Now that Republicans had the 41 votes in the Senate that would allow them to kill a new bill that would result from House-Senate negotiations, Democrats had only one option. The Senate had already passed a version of health care reform, so
that
bill could get to the president’s desk if the House simply passed it. The Senate bill was imperfect, and less generous than the competing House version. But since the liberal House members who were most unhappy with the proposal Baucus had crafted were also the most committed supporters of universal coverage, they were willing to swallow their objections to get the job done. Then the Senate passed a series of necessary amendments related to financing under what are known as “reconciliation” rules, which bar filibusters on certain budget matters. The arcane process had been used many times before by Republicans (notably to pass Bush’s big tax cut), but here the GOP cried foul. Whether the party’s objections were sincere or not, they represented shrewd politics, giving conservatives one more opportunity to tarnish the biggest health care achievement since the passage of Medicare.

There were many other legislative victories during the two years in which Obama had a Democratic Congress. The largest besides health care and the stimulus was the reform of Wall Street and financial institutions. The law—known as Dodd-Frank after its cosponsors, Senator Chris Dodd and Representative Barney Frank—also created a new agency to protect the rights of consumers of loans, mortgages, and other financial products where fine print frequently led to exploitation and gouging.

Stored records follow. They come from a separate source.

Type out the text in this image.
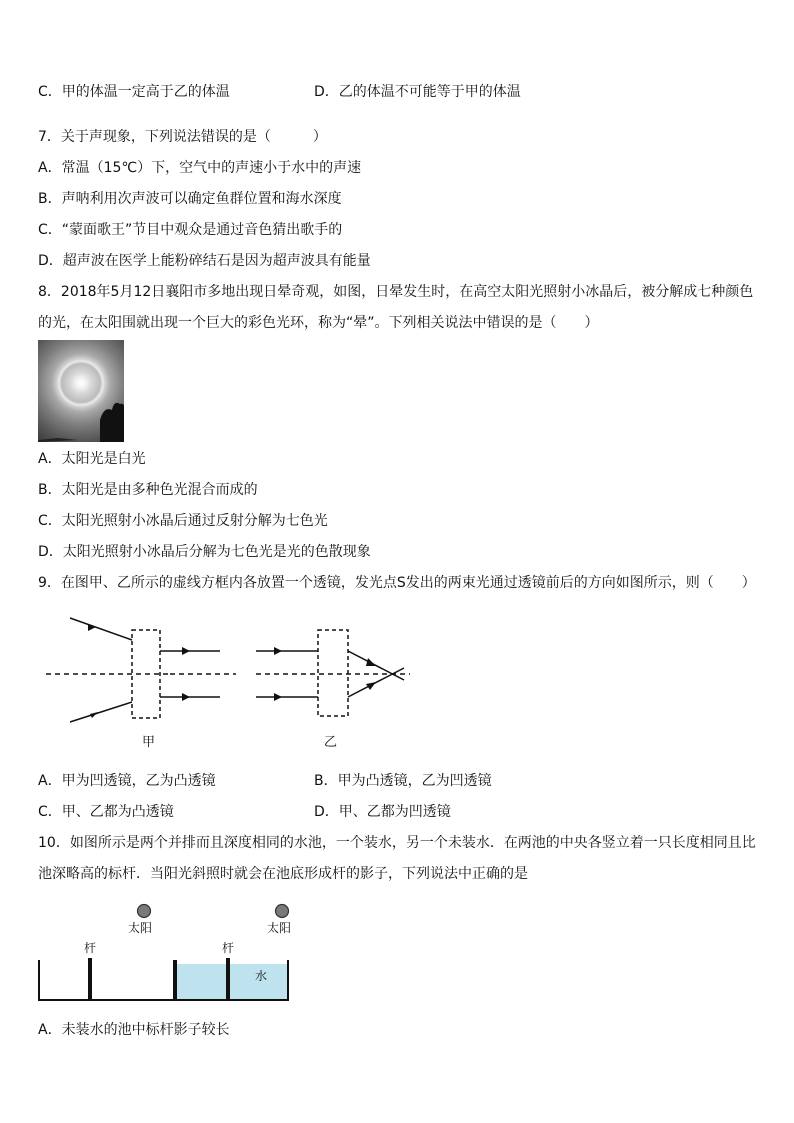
C．甲的体温一定高于乙的体温	D．乙的体温不可能等于甲的体温
7．关于声现象，下列说法错误的是（　　　）
A．常温（15℃）下，空气中的声速小于水中的声速
B．声呐利用次声波可以确定鱼群位置和海水深度
C．“蒙面歌王”节目中观众是通过音色猜出歌手的
D．超声波在医学上能粉碎结石是因为超声波具有能量
8．2018年5月12日襄阳市多地出现日晕奇观，如图，日晕发生时，在高空太阳光照射小冰晶后，被分解成七种颜色
的光，在太阳围就出现一个巨大的彩色光环，称为“晕”。下列相关说法中错误的是（　　）
A．太阳光是白光
B．太阳光是由多种色光混合而成的
C．太阳光照射小冰晶后通过反射分解为七色光
D．太阳光照射小冰晶后分解为七色光是光的色散现象
9．在图甲、乙所示的虚线方框内各放置一个透镜，发光点S发出的两束光通过透镜前后的方向如图所示，则（　　）
甲	乙
A．甲为凹透镜，乙为凸透镜	B．甲为凸透镜，乙为凹透镜
C．甲、乙都为凸透镜	D．甲、乙都为凹透镜
10．如图所示是两个并排而且深度相同的水池，一个装水，另一个未装水．在两池的中央各竖立着一只长度相同且比
池深略高的标杆．当阳光斜照时就会在池底形成杆的影子，下列说法中正确的是
太阳
杆
太阳
杆
水
A．未装水的池中标杆影子较长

Yet, as Robert Kaiser wrote in
Act of Congress,
his definitive account of the law’s enactment, “This big, substantial and consequential new law never penetrated the public consciousness.” It was another marker of the Republicans’ success in scarring Obama’s record and the failure of both the administration and a Democratic Congress to defend their achievements.

The cost was high. That fall, Republicans ran a masterly campaign on
three levels that gave its candidates a wealth of advantages in flexibility, deniability, and determination. At the first level, Republicans could be as reasonable or as angry, as moderate or as conservative, as their circumstances required. They had such freedom because outside groups that were flooding the political system with money were pounding their Democratic opponents in commercials for which no one was accountable. And then, on the farther right, Bill O’Reilly, Rush Limbaugh, and Glenn Beck and their media allies continued to cast Obama as the central figure in a conspiracy against America itself, fueling participation by the most extreme 10 percent or 15 percent of the electorate, including the Tea Party’s enthusiasts who came out in force that fall. Rather than repudiate these forces, establishment Republicans were happy to ride the wave they helped create.